Motion of Vacancies in a Pinned Vortex Lattice: Origin of the Hall Anomaly
P. Ao (Umea University)

TL;DR
This paper explains the Hall anomaly in superconductors as a result of vortex many-body correlations, providing a quantitative analysis of vortex vacancy formation energy and resistivity scaling near the transition temperature.
Contribution
It introduces a physical argument linking the Hall anomaly to vortex correlations and derives a quantitative vortex vacancy formation energy for thin films.
Findings
Hall anomaly arises from vortex many-body effects
A scaling relation between Hall and longitudinal resistivities is established
Hall conductivity near transition temperature is proportional to inverse magnetic field and quadratic temperature difference
Abstract
Physical arguments are presented to show that the Hall anomaly is an effect of the vortex many-body correlation rather than that of an individual vortex.
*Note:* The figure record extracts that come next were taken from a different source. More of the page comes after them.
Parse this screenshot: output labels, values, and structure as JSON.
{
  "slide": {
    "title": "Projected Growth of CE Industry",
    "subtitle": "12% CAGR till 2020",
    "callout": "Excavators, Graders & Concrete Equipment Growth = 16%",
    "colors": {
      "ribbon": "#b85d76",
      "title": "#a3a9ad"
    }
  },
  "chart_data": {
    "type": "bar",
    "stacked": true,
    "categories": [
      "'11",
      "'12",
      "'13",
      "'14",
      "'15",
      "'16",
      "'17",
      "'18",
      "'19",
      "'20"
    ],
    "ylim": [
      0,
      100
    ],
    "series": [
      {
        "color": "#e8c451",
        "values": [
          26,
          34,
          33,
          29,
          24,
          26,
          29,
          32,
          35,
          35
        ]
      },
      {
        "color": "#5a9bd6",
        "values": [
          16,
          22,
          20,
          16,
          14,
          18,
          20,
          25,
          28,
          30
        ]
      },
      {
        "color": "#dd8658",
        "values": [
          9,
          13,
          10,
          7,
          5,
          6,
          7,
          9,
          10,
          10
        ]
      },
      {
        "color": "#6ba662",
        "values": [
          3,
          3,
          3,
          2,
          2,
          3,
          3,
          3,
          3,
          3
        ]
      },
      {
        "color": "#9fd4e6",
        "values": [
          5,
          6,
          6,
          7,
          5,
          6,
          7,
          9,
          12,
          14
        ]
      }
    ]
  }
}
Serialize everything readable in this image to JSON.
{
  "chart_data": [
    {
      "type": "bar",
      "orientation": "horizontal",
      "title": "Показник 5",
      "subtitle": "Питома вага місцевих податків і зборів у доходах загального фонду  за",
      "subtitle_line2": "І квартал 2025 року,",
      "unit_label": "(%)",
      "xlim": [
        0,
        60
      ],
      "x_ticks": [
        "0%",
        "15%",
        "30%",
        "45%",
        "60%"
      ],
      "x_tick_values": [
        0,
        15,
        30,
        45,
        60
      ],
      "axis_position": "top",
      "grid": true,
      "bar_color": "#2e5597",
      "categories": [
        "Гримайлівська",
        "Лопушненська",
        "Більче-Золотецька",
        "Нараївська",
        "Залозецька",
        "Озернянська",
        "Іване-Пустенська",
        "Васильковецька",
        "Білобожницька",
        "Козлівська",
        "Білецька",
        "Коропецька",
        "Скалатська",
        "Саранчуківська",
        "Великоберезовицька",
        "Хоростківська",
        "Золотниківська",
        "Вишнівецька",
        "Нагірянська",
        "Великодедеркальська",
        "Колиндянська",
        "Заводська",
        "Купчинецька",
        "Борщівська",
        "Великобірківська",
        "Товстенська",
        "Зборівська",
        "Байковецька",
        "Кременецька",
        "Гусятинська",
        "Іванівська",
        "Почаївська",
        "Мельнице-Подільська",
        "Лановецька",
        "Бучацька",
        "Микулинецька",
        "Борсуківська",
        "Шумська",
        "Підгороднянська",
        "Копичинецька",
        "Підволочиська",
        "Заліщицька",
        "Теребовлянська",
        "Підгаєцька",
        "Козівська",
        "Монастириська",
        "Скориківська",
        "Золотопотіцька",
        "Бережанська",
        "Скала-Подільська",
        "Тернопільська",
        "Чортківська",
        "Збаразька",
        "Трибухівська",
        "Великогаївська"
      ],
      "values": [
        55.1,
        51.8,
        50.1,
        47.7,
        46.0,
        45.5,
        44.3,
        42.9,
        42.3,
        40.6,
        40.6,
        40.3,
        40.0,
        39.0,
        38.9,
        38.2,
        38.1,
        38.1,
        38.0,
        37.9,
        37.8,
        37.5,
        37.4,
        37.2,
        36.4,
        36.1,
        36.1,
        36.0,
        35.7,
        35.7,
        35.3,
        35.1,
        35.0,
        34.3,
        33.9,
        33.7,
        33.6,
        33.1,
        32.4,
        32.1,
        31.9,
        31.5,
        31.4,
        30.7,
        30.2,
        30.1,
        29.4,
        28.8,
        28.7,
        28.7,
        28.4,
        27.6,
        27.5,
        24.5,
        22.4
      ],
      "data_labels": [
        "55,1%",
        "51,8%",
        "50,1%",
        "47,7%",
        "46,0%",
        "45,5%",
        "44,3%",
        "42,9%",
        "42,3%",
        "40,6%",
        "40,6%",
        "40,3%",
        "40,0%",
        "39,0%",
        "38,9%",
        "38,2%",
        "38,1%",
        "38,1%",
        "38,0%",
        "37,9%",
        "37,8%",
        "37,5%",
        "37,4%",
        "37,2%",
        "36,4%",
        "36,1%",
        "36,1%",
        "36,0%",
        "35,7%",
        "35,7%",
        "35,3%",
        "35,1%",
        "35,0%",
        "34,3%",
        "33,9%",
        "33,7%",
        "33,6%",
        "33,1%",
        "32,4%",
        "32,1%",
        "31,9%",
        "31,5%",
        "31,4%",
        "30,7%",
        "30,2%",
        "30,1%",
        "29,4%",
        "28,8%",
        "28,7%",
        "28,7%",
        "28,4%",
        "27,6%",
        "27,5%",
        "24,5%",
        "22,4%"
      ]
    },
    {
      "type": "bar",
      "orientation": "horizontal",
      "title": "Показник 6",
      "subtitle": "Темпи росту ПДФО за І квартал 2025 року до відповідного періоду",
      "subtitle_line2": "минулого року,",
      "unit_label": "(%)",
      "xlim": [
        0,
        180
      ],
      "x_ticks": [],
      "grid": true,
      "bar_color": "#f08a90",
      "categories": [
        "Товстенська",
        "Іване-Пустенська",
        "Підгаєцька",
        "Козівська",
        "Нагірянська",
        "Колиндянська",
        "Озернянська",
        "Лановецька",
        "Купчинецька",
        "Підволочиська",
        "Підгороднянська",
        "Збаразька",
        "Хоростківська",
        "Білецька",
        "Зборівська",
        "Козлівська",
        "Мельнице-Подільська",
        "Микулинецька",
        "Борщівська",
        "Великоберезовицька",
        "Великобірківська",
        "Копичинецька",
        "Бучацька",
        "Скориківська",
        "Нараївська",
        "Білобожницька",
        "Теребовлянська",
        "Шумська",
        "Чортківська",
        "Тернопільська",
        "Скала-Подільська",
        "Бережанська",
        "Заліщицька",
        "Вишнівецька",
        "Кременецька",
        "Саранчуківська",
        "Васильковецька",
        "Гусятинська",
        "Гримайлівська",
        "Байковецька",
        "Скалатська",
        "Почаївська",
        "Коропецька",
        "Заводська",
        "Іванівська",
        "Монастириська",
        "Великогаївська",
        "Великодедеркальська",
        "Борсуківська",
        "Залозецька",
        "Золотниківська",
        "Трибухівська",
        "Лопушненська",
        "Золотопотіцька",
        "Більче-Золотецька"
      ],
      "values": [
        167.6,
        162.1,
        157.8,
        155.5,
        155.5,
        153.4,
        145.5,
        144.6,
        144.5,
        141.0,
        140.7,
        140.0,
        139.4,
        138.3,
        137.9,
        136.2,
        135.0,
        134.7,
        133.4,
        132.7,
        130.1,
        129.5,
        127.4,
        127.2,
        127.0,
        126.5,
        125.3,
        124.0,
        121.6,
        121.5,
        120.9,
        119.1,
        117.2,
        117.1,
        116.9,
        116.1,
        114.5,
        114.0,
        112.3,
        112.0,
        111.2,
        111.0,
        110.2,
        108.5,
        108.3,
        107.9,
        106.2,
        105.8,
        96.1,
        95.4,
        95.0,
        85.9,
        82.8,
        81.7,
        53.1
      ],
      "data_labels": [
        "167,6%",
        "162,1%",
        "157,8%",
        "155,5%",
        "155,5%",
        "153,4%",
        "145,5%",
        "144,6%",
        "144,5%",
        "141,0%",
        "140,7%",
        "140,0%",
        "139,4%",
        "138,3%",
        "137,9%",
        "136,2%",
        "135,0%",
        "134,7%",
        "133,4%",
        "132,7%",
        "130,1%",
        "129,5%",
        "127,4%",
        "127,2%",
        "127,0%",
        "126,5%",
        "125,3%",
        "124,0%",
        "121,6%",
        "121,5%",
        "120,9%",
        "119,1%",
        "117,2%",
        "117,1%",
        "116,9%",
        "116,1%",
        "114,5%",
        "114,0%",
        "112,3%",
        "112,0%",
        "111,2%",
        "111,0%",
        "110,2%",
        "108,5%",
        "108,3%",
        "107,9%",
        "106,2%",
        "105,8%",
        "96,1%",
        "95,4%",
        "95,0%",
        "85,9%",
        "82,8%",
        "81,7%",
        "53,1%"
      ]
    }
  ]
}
Quantitatively, the characteristic energy scale in the problem, the vortex vacancy formation energy, is obtained for thin films. At low temperatures a scaling relation between the Hall and longitudinal resistivities is found, with the power depending on sample details. Near the superconducting transition temperature and for small magnetic fields the Hall conductivity is found to be proportional to the inverse of the magnetic field and to the quadratic of the difference between the measured and the transition temperatures.